En las páginas más discutibles del libro, gozosamente poco serias, acientíficas de un modo consciente y chistoso, Barrera encarga la carta astral de Garro y pide que le echen las cartas del Tarot, con el propósito declarado (pero obviamente juguetón, literario) de completar lo que los archivos no han podido aclarar. Todo lo demás queda perfectamente documentado, y ni siquiera se permite Barrera demasiadas conjeturas, o por lo menos no las lanza sobre el papel. Su trabajo ha sido un poco el de armar un puzle, consciente de que hay piezas que jamás se rescatarán (o que, como en el caso de las cartas de Garro a Paz, que no serán desclasificadas y puestas a disposición de los investigadores hasta 2055…: al Tarot habría que haber añadido una bola de cristal para leer de antemano lo que allí, previsiblemente tremendo, pueda decirse).

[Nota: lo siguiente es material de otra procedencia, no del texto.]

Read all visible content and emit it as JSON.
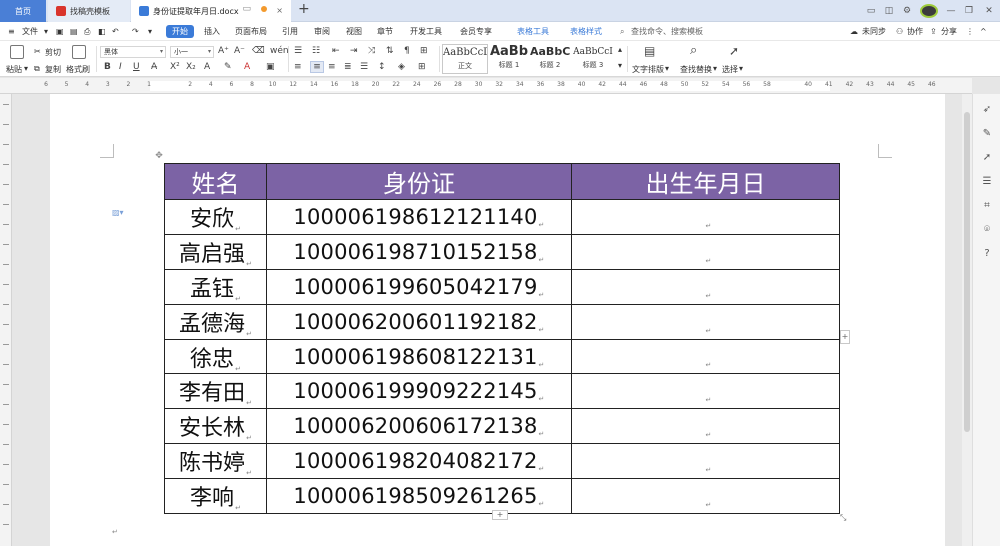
{
  "titlebar": {
    "tabs": [
      {
        "label": "首页"
      },
      {
        "label": "找稿壳模板"
      },
      {
        "label": "身份证提取年月日.docx"
      }
    ],
    "new_tab": "+",
    "close_glyph": "×"
  },
  "menu": {
    "file": "文件",
    "items": [
      "开始",
      "插入",
      "页面布局",
      "引用",
      "审阅",
      "视图",
      "章节",
      "开发工具",
      "会员专享"
    ],
    "context_tabs": [
      "表格工具",
      "表格样式"
    ],
    "search": "查找命令、搜索模板",
    "right": {
      "sync": "未同步",
      "collab": "协作",
      "share": "分享"
    }
  },
  "ribbon": {
    "paste": "粘贴",
    "cut": "剪切",
    "copy": "复制",
    "format_painter": "格式刷",
    "font_name": "黑体",
    "font_size": "小一",
    "styles": [
      {
        "sample": "AaBbCcDd",
        "label": "正文"
      },
      {
        "sample": "AaBb",
        "label": "标题 1"
      },
      {
        "sample": "AaBbC",
        "label": "标题 2"
      },
      {
        "sample": "AaBbCcI",
        "label": "标题 3"
      }
    ],
    "text_layout": "文字排版",
    "find_replace": "查找替换",
    "select": "选择"
  },
  "ruler": {
    "ticks": [
      "6",
      "5",
      "4",
      "3",
      "2",
      "1",
      "",
      "2",
      "4",
      "6",
      "8",
      "10",
      "12",
      "14",
      "16",
      "18",
      "20",
      "22",
      "24",
      "26",
      "28",
      "30",
      "32",
      "34",
      "36",
      "38",
      "40",
      "42",
      "44",
      "46",
      "48",
      "50",
      "52",
      "54",
      "56",
      "58",
      "",
      "40",
      "41",
      "42",
      "43",
      "44",
      "45",
      "46"
    ]
  },
  "table": {
    "headers": [
      "姓名",
      "身份证",
      "出生年月日"
    ],
    "rows": [
      {
        "name": "安欣",
        "id": "100006198612121140"
      },
      {
        "name": "高启强",
        "id": "100006198710152158"
      },
      {
        "name": "孟钰",
        "id": "100006199605042179"
      },
      {
        "name": "孟德海",
        "id": "100006200601192182"
      },
      {
        "name": "徐忠",
        "id": "100006198608122131"
      },
      {
        "name": "李有田",
        "id": "100006199909222145"
      },
      {
        "name": "安长林",
        "id": "100006200606172138"
      },
      {
        "name": "陈书婷",
        "id": "100006198204082172"
      },
      {
        "name": "李响",
        "id": "100006198509261265"
      }
    ],
    "header_color": "#7c63a5"
  },
  "colors": {
    "accent": "#3b7bd8",
    "titlebar": "#dbe4f3"
  }
}
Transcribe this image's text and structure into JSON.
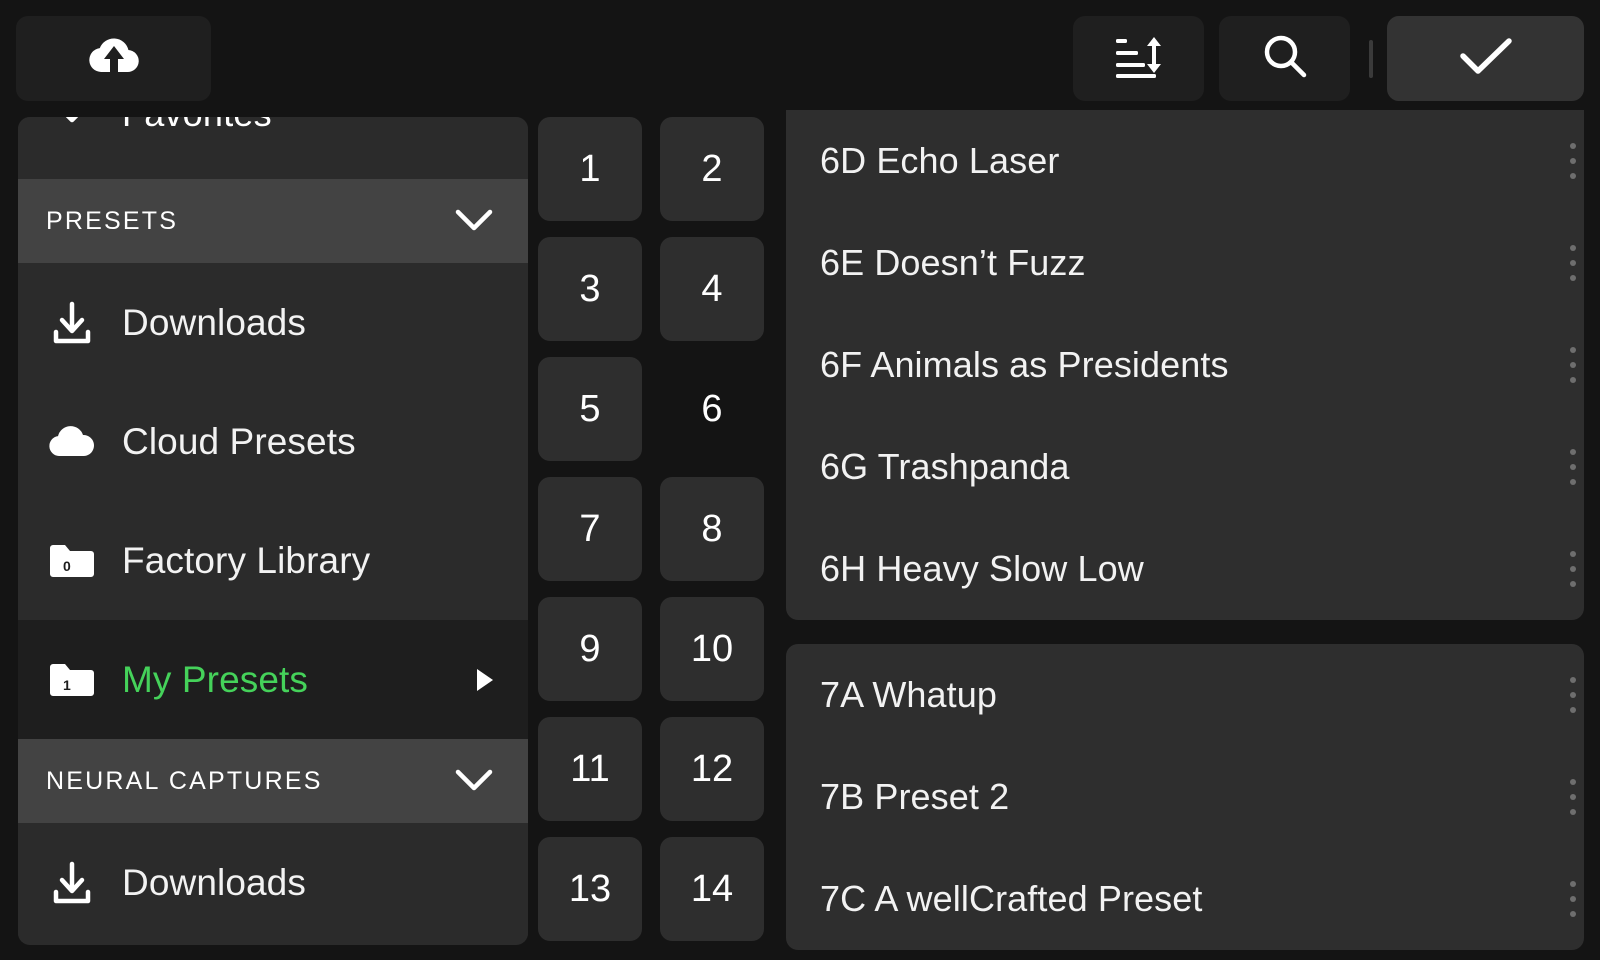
{
  "toolbar": {
    "upload_label": "cloud-upload",
    "sort_label": "sort",
    "search_label": "search",
    "confirm_label": "confirm-check"
  },
  "sidebar": {
    "favorites": {
      "label": "Favorites",
      "icon": "chevron-down-icon"
    },
    "sections": [
      {
        "title": "PRESETS",
        "chevron": "chevron-down-icon",
        "items": [
          {
            "label": "Downloads",
            "icon": "download-icon",
            "selected": false,
            "badge": ""
          },
          {
            "label": "Cloud Presets",
            "icon": "cloud-icon",
            "selected": false,
            "badge": ""
          },
          {
            "label": "Factory Library",
            "icon": "folder-icon",
            "selected": false,
            "badge": "0"
          },
          {
            "label": "My Presets",
            "icon": "folder-icon",
            "selected": true,
            "badge": "1",
            "arrow": "triangle-right-icon"
          }
        ]
      },
      {
        "title": "NEURAL CAPTURES",
        "chevron": "chevron-down-icon",
        "items": [
          {
            "label": "Downloads",
            "icon": "download-icon",
            "selected": false,
            "badge": ""
          }
        ]
      }
    ]
  },
  "grid": {
    "cells": [
      {
        "label": "1",
        "filled": true
      },
      {
        "label": "2",
        "filled": true
      },
      {
        "label": "3",
        "filled": true
      },
      {
        "label": "4",
        "filled": true
      },
      {
        "label": "5",
        "filled": true
      },
      {
        "label": "6",
        "filled": false
      },
      {
        "label": "7",
        "filled": true
      },
      {
        "label": "8",
        "filled": true
      },
      {
        "label": "9",
        "filled": true
      },
      {
        "label": "10",
        "filled": true
      },
      {
        "label": "11",
        "filled": true
      },
      {
        "label": "12",
        "filled": true
      },
      {
        "label": "13",
        "filled": true
      },
      {
        "label": "14",
        "filled": true
      }
    ]
  },
  "presets": {
    "menu_icon": "more-vertical-icon",
    "cards": [
      {
        "rows": [
          {
            "name": "6D Echo Laser"
          },
          {
            "name": "6E Doesn’t Fuzz"
          },
          {
            "name": "6F Animals as Presidents"
          },
          {
            "name": "6G Trashpanda"
          },
          {
            "name": "6H Heavy Slow Low"
          }
        ]
      },
      {
        "rows": [
          {
            "name": "7A Whatup"
          },
          {
            "name": "7B Preset 2"
          },
          {
            "name": "7C A wellCrafted Preset"
          }
        ]
      }
    ]
  },
  "colors": {
    "page_bg": "#141414",
    "panel_bg": "#2b2b2b",
    "card_bg": "#2e2e2e",
    "section_header_bg": "#434343",
    "selected_row_bg": "#1e1e1e",
    "accent_green": "#45d25a",
    "toolbar_btn_bg": "#1f1f1f",
    "confirm_btn_bg": "#333333",
    "dot_gray": "#6e6e6e"
  }
}
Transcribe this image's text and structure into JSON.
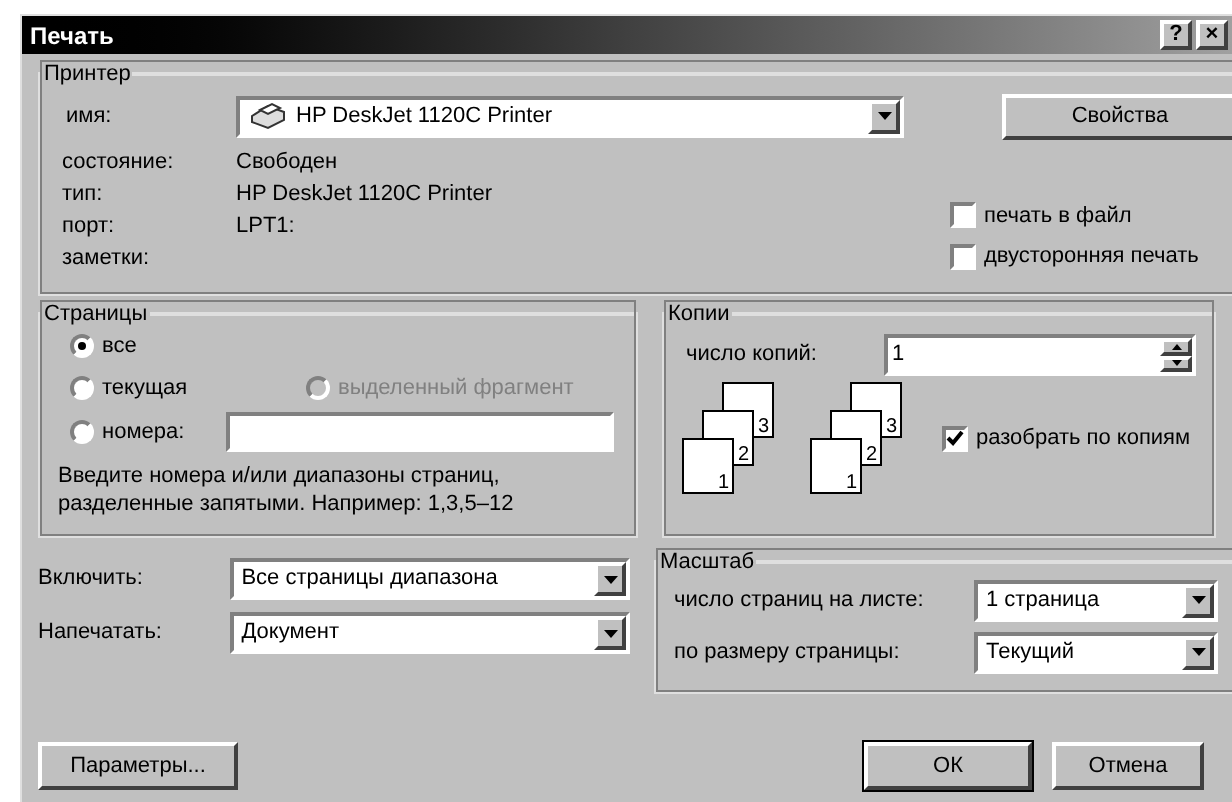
{
  "window": {
    "title": "Печать",
    "help_button": "?",
    "close_button": "×"
  },
  "printer": {
    "legend": "Принтер",
    "name_label": "имя:",
    "name_value": "HP DeskJet 1120C Printer",
    "properties_button": "Свойства",
    "info": [
      {
        "label": "состояние:",
        "value": "Свободен"
      },
      {
        "label": "тип:",
        "value": "HP DeskJet 1120C Printer"
      },
      {
        "label": "порт:",
        "value": "LPT1:"
      },
      {
        "label": "заметки:"
      }
    ],
    "options": [
      {
        "label": "печать в файл",
        "checked": false
      },
      {
        "label": "двусторонняя печать",
        "checked": false
      }
    ]
  },
  "pages": {
    "legend": "Страницы",
    "options": [
      {
        "label": "все",
        "selected": true,
        "disabled": false
      },
      {
        "label": "текущая",
        "selected": false,
        "disabled": false
      },
      {
        "label": "выделенный фрагмент",
        "selected": false,
        "disabled": true
      },
      {
        "label": "номера:",
        "selected": false,
        "disabled": false
      }
    ],
    "hint": "Введите номера и/или диапазоны страниц, разделенные запятыми. Например: 1,3,5–12"
  },
  "copies": {
    "legend": "Копии",
    "count_label": "число копий:",
    "count_value": "1",
    "stacks": [
      [
        "1",
        "2",
        "3"
      ],
      [
        "1",
        "2",
        "3"
      ]
    ],
    "collate": {
      "label": "разобрать по копиям",
      "checked": true
    }
  },
  "include": [
    {
      "label": "Включить:",
      "value": "Все страницы диапазона"
    },
    {
      "label": "Напечатать:",
      "value": "Документ"
    }
  ],
  "scale": {
    "legend": "Масштаб",
    "fields": [
      {
        "label": "число страниц на листе:",
        "value": "1 страница"
      },
      {
        "label": "по размеру страницы:",
        "value": "Текущий"
      }
    ]
  },
  "buttons": {
    "options": "Параметры...",
    "ok": "ОК",
    "cancel": "Отмена"
  }
}
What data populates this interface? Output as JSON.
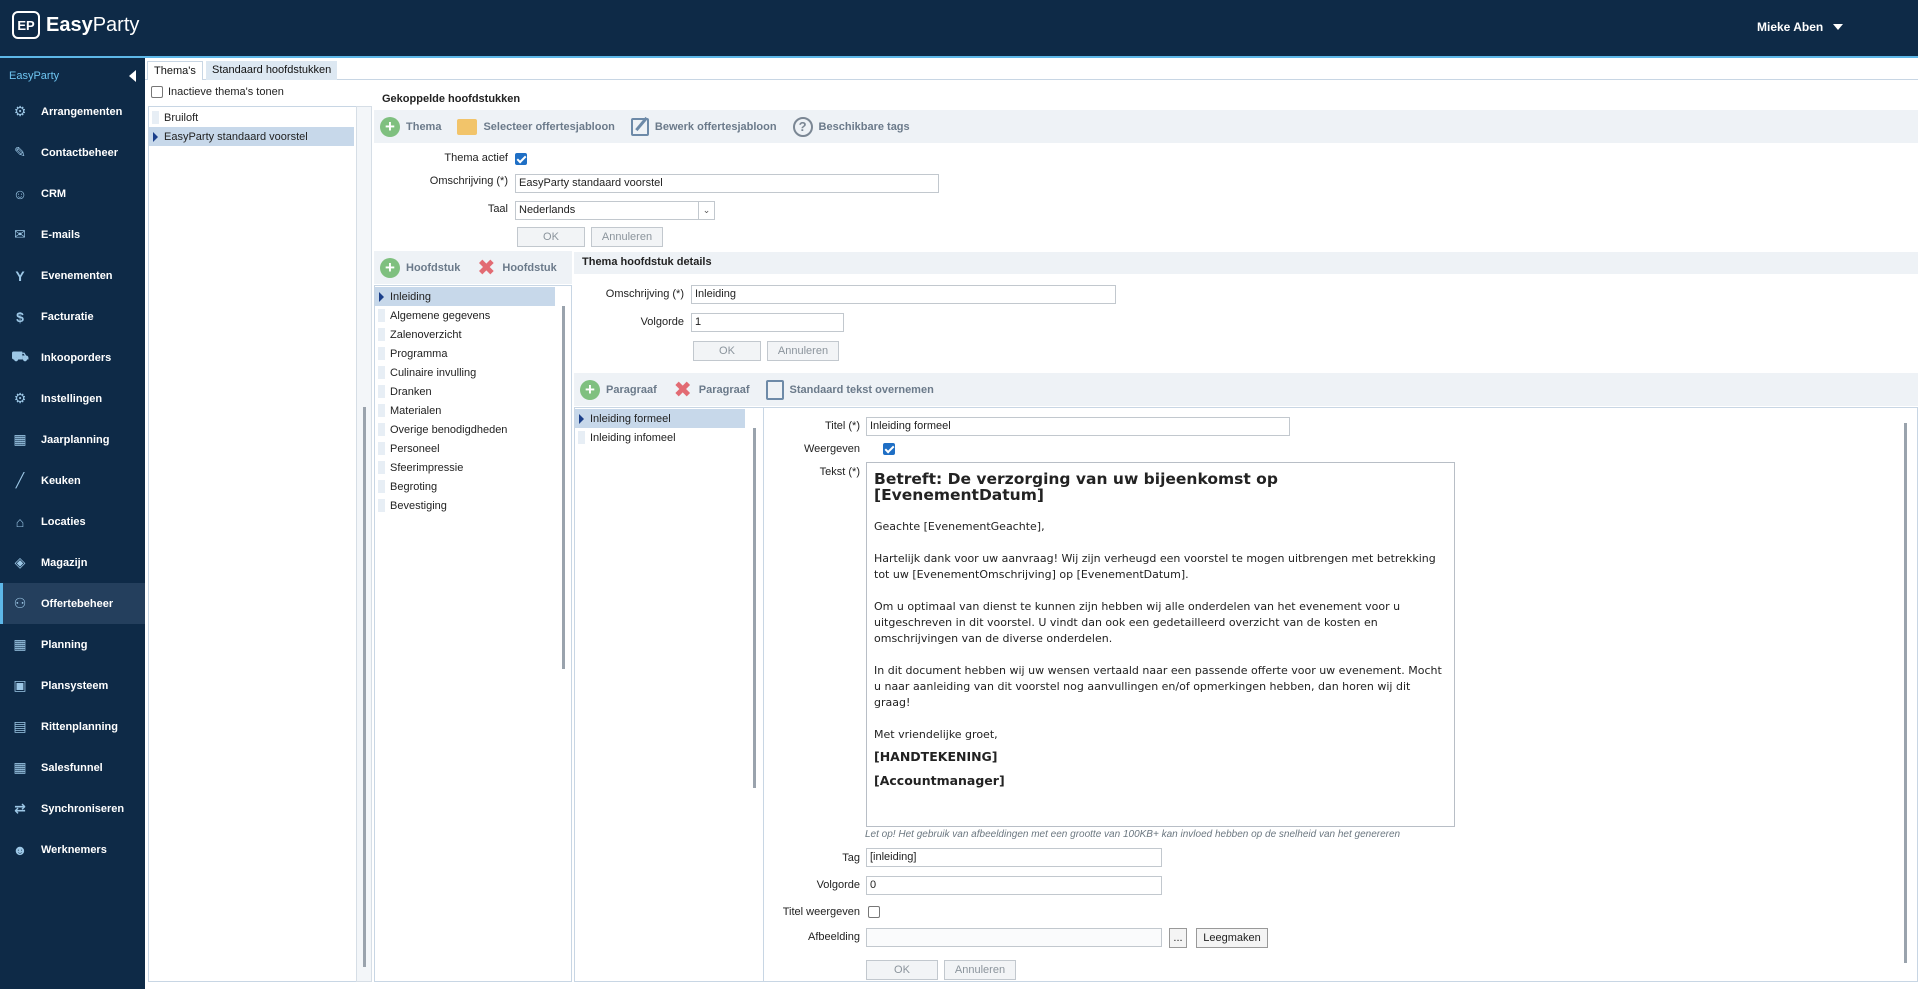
{
  "app": {
    "logo_mark": "EP",
    "name_bold": "Easy",
    "name_rest": "Party",
    "user": "Mieke Aben"
  },
  "sidebar": {
    "header": "EasyParty",
    "items": [
      {
        "label": "Arrangementen",
        "icon": "arrangements-icon",
        "glyph": "⚙"
      },
      {
        "label": "Contactbeheer",
        "icon": "contact-edit-icon",
        "glyph": "✎"
      },
      {
        "label": "CRM",
        "icon": "crm-icon",
        "glyph": "☺"
      },
      {
        "label": "E-mails",
        "icon": "envelope-icon",
        "glyph": "✉"
      },
      {
        "label": "Evenementen",
        "icon": "cocktail-icon",
        "glyph": "Y"
      },
      {
        "label": "Facturatie",
        "icon": "invoice-icon",
        "glyph": "$"
      },
      {
        "label": "Inkooporders",
        "icon": "cart-icon",
        "glyph": "⛟"
      },
      {
        "label": "Instellingen",
        "icon": "gear-icon",
        "glyph": "⚙"
      },
      {
        "label": "Jaarplanning",
        "icon": "calendar-icon",
        "glyph": "▦"
      },
      {
        "label": "Keuken",
        "icon": "knife-icon",
        "glyph": "╱"
      },
      {
        "label": "Locaties",
        "icon": "buildings-icon",
        "glyph": "⌂"
      },
      {
        "label": "Magazijn",
        "icon": "box-icon",
        "glyph": "◈"
      },
      {
        "label": "Offertebeheer",
        "icon": "quote-icon",
        "glyph": "⚇"
      },
      {
        "label": "Planning",
        "icon": "planning-calendar-icon",
        "glyph": "▦"
      },
      {
        "label": "Plansysteem",
        "icon": "plansystem-icon",
        "glyph": "▣"
      },
      {
        "label": "Rittenplanning",
        "icon": "bus-icon",
        "glyph": "▤"
      },
      {
        "label": "Salesfunnel",
        "icon": "funnel-icon",
        "glyph": "▦"
      },
      {
        "label": "Synchroniseren",
        "icon": "sync-icon",
        "glyph": "⇄"
      },
      {
        "label": "Werknemers",
        "icon": "employee-icon",
        "glyph": "☻"
      }
    ],
    "active_index": 12
  },
  "tabs": [
    "Thema's",
    "Standaard hoofdstukken"
  ],
  "themes": {
    "inactive_label": "Inactieve thema's tonen",
    "items": [
      "Bruiloft",
      "EasyParty standaard voorstel"
    ],
    "selected": 1
  },
  "linked": {
    "title": "Gekoppelde hoofdstukken",
    "toolbar": [
      "Thema",
      "Selecteer offertesjabloon",
      "Bewerk offertesjabloon",
      "Beschikbare tags"
    ],
    "active_label": "Thema actief",
    "desc_label": "Omschrijving (*)",
    "desc_value": "EasyParty standaard voorstel",
    "lang_label": "Taal",
    "lang_value": "Nederlands",
    "ok": "OK",
    "cancel": "Annuleren"
  },
  "chapters": {
    "toolbar_add": "Hoofdstuk",
    "toolbar_remove": "Hoofdstuk",
    "items": [
      "Inleiding",
      "Algemene gegevens",
      "Zalenoverzicht",
      "Programma",
      "Culinaire invulling",
      "Dranken",
      "Materialen",
      "Overige benodigdheden",
      "Personeel",
      "Sfeerimpressie",
      "Begroting",
      "Bevestiging"
    ],
    "selected": 0
  },
  "chapter_detail": {
    "title": "Thema hoofdstuk details",
    "desc_label": "Omschrijving (*)",
    "desc_value": "Inleiding",
    "order_label": "Volgorde",
    "order_value": "1",
    "ok": "OK",
    "cancel": "Annuleren"
  },
  "paragraphs": {
    "toolbar": [
      "Paragraaf",
      "Paragraaf",
      "Standaard tekst overnemen"
    ],
    "items": [
      "Inleiding formeel",
      "Inleiding infomeel"
    ],
    "selected": 0
  },
  "paragraph_detail": {
    "title_label": "Titel (*)",
    "title_value": "Inleiding formeel",
    "show_label": "Weergeven",
    "text_label": "Tekst (*)",
    "text_heading": "Betreft: De verzorging van uw bijeenkomst op [EvenementDatum]",
    "text_p1": "Geachte [EvenementGeachte],",
    "text_p2": "Hartelijk dank voor uw aanvraag! Wij zijn verheugd een voorstel te mogen uitbrengen met betrekking tot uw [EvenementOmschrijving] op [EvenementDatum].",
    "text_p3": "Om u optimaal van dienst te kunnen zijn hebben wij alle onderdelen van het evenement voor u uitgeschreven in dit voorstel. U vindt dan ook een gedetailleerd overzicht van de kosten en omschrijvingen van de diverse onderdelen.",
    "text_p4": "In dit document hebben wij uw wensen vertaald naar een passende offerte voor uw evenement. Mocht u naar aanleiding van dit voorstel nog aanvullingen en/of opmerkingen hebben, dan horen wij dit graag!",
    "text_p5": "Met vriendelijke groet,",
    "text_sig": "[HANDTEKENING]",
    "text_mgr": "[Accountmanager]",
    "warning": "Let op! Het gebruik van afbeeldingen met een grootte van 100KB+ kan invloed hebben op de snelheid van het genereren",
    "tag_label": "Tag",
    "tag_value": "[inleiding]",
    "order_label": "Volgorde",
    "order_value": "0",
    "showtitle_label": "Titel weergeven",
    "image_label": "Afbeelding",
    "browse": "...",
    "clear": "Leegmaken",
    "ok": "OK",
    "cancel": "Annuleren"
  }
}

El grato tono del libro podría también hacer olvidar lo valiente que es, pues Barrera no evita las zonas controvertidas, aunque lo hace invariablemente de modo elegante y sonriente, como prácticamente todo lo que ella ha escrito hasta hoy. A esas citas tan comprometedoras del muy venerado Paz, se unen datos sobre la implicación de Garro en las luchas campesinas o en el incidente en el que acusó a «los intelectuales», un poco a bulto, como responsables últimos de la matanza del 68 en Tlatelolco, algo que tuvo consecuencias tan concretas como dañinas en la vida de algunos de ellos. Tampoco se niega que la salud mental de Garro perdiera en algún momento el equilibrio, sobre todo al final de su vida, pero se hace ver que varios de sus delirios procedían de hechos comprobables, y que lo de la manía persecutoria hay que matizarlo mucho cuando sucede que de hecho te persiguen (o que de verdad te han perseguido). Sucede lo mismo con los intentos de suicidio, y es importante entender que no es lo mismo justificar algo que explicarlo. Barrera se propone lo segundo, y lo consigue con nota alta.

El otro día la autora citaba Estar aquí es espléndido. Vida de Paula M. Becker, de Marie Darrieussecq, y George de la Tour, de Pascal Quignard, como modelos a seguir para lo que ella ha hecho, y al escucharlo me quedé perplejo porque yo, en cuestiones literarias, soy bastante galófobo, pero es cierto que esos libros son grandes excepciones. Quiero decir que los Vuillard, los Echenoz, los Beigbeder… no me parecen ligeros, como tanto se dice, sino directamente superficiales, y el resultado no es una literatura divulgativa, gran eufemismo, sino una literatura muy perezosa, de puro merodeo, no de compromiso, de tanteo y no de penetración, de acercamiento interesado y no de implicación. Pero es verdad que son formidables esos dos libros citados (a los que se podría añadir lo que Christian Bobin hizo con Emily Dickinson en La dama blanca, o Un verano con Rimbaud de Sylvain Tesson, un libro soberbio en los dos sentidos del adjetivo), y es exacto que, felizmente, hay algo de su espíritu en La reina de espadas: esa búsqueda vocacional, esa inmersión en otra persona, ese acto de amor o de amistad que es el rastreo. E, insisto, ¡hasta un poema!